Your Questions Answered About Aging and Alzheimer's Care

I am concerned most that the assisted living community doesn't want her there and have stated that. They should be well trained to know how to work with demanding and manipulative people. That environment will make it harder for her to feel like she belongs. Someone in the Assisted Living needs to "get on her side." In this way, that person befriends your grandmother along with all her foibles. She doesn't take sides on issues but she unconditionally cares for your grandmother even through the tough times. Believe me, it's no cake walk. This is not something that will take a few weeks or even a month. This relationship will have to grow. But if the relationship grows, she is more likely to begin to fit in.

When someone has dementia, by nature of the disease, she will frequently not remember what happened the day before. As a result, much emotional energy can be spent trying to make her understand something she can't recall and doesn't agree with anyway. I would recommend to your Mom and Aunt, to avoid getting sucked into this all the time. Change the subject and move on to something else. If your grandmother continues, they need to just say "I love you but I can't stay here and be hurt by your words, I'll look forward to seeing you later." And leave. I know it sounds harsh but the more she is allowed to be abusive, the more she will do it. The first few times your family has to walk away or stop a phone conversation will be difficult, but they should come back or call back shortly and try a conversation about something else. Unfortunately, because your grandmother has likely behaved in like manner most of her life, it will not go away, but at least, it will help stop some of the emotional abuse.

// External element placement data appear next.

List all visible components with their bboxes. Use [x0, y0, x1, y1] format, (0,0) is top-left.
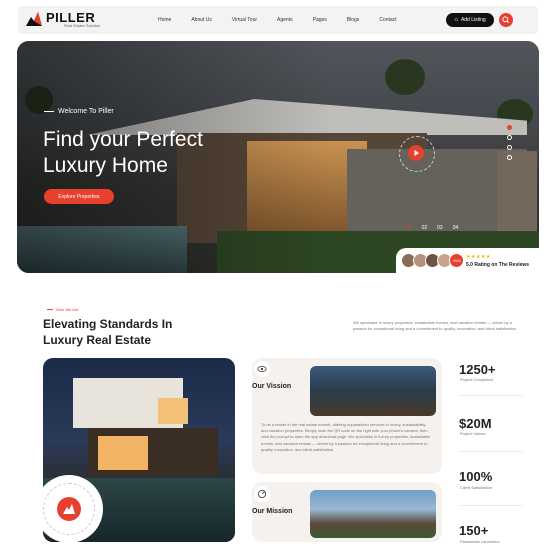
- stat-label-values: Project Values: [460, 431, 486, 436]
- hero-title: Find your Perfect Luxury Home: [43, 128, 203, 177]
- slider-dot-4[interactable]: [507, 155, 512, 160]
- vision-text: To be a leader in the real estate market…: [261, 422, 431, 452]
- brand-tagline: Real Estate Solution: [64, 23, 101, 28]
- add-listing-label: Add Listing: [460, 17, 486, 23]
- slide-number-4[interactable]: 04: [453, 225, 459, 231]
- hero-eyebrow: Welcome To Piller: [44, 108, 114, 115]
- rating-stars: ★★★★★: [466, 254, 491, 260]
- nav-links: Home About Us Virtual Tour Agents Pages …: [158, 17, 417, 23]
- nav-link-agents[interactable]: Agents: [277, 17, 293, 23]
- about-description: We specialize in luxury properties, sust…: [353, 320, 518, 331]
- avatar-count-badge: +50k: [449, 253, 464, 268]
- stat-value-satisfaction: 100%: [459, 469, 493, 484]
- rating-text: 5.0 Rating on The Reviews: [466, 262, 530, 268]
- nav-link-virtual-tour[interactable]: Virtual Tour: [232, 17, 257, 23]
- slider-dot-2[interactable]: [507, 135, 512, 140]
- logo-icon[interactable]: [26, 12, 42, 26]
- slide-number-3[interactable]: 03: [437, 225, 443, 231]
- stat-label-launchers: Passionate Launchers: [460, 539, 500, 544]
- stat-value-launchers: 150+: [459, 523, 489, 538]
- divider: [459, 505, 523, 506]
- search-icon: [502, 16, 510, 24]
- add-listing-button[interactable]: ⌂ Add Listing: [446, 13, 494, 27]
- stat-value-projects: 1250+: [459, 362, 496, 377]
- stat-value-values: $20M: [459, 416, 492, 431]
- about-title: Elevating Standards In Luxury Real Estat…: [43, 317, 173, 347]
- vision-title: Our Vission: [252, 383, 292, 390]
- slider-dots: [507, 125, 512, 165]
- nav-link-pages[interactable]: Pages: [313, 17, 327, 23]
- divider: [459, 451, 523, 452]
- nav-link-about[interactable]: About Us: [191, 17, 212, 23]
- play-button[interactable]: [408, 145, 424, 161]
- eye-icon: [254, 361, 270, 377]
- slider-dot-3[interactable]: [507, 145, 512, 150]
- target-icon: [254, 486, 270, 502]
- about-eyebrow: Who We Are: [47, 307, 78, 312]
- nav-link-contact[interactable]: Contact: [379, 17, 396, 23]
- play-icon: [414, 150, 419, 156]
- home-plus-icon: ⌂: [454, 17, 458, 23]
- nav-link-home[interactable]: Home: [158, 17, 171, 23]
- reviewer-avatars: +50k: [401, 253, 464, 268]
- explore-properties-button[interactable]: Explore Properties: [44, 189, 114, 204]
- vision-house-image: [310, 366, 436, 416]
- search-button[interactable]: [499, 13, 513, 27]
- stat-label-projects: Project Completed: [460, 377, 493, 382]
- stat-label-satisfaction: Client Satisfaction: [460, 485, 493, 490]
- mission-title: Our Mission: [252, 508, 293, 515]
- mission-house-image: [310, 490, 436, 538]
- nav-link-blogs[interactable]: Blogs: [347, 17, 360, 23]
- slider-dot-1[interactable]: [507, 125, 512, 130]
- slide-number-1[interactable]: 01: [406, 225, 412, 231]
- divider: [459, 395, 523, 396]
- slide-number-2[interactable]: 02: [422, 225, 428, 231]
- seal-logo-icon: [57, 497, 81, 521]
- slide-numbers: 01 02 03 04: [406, 225, 458, 231]
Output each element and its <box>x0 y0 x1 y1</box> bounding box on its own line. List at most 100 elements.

ELAYNE, Sacramento, Calif.: My husband has been diagnosed with Alzheimer's dementia (actually it's Pugelistic Dementia....and has having a real time with seeing himself in the mirrors and thinking I have let someone into the house. I have covered most of the mirrors, but he looks under the covers, screams at "the man", and tonight tried, with some success to smash "the man" ie, broke the mirror. Is this a normal paranoia? He gets very angry and says he is going to get rid of him with a gun (has none) hammer, or a knife. My question is: what kind of help would you suggest for me when this is going on?

BEVILLE: You are brilliant to cover the mirrors, windows and sometimes we have to cover pictures and TV because they think those people are telling them what to do. The fact that he is pulling up the drape over the mirror is his way of trying to look out a window. It's going to be tough for you for awhile but, you need to buy a picture or pictures that will completely cover the mirror along with other shiny objects and have someone make sure it is secure to the wall.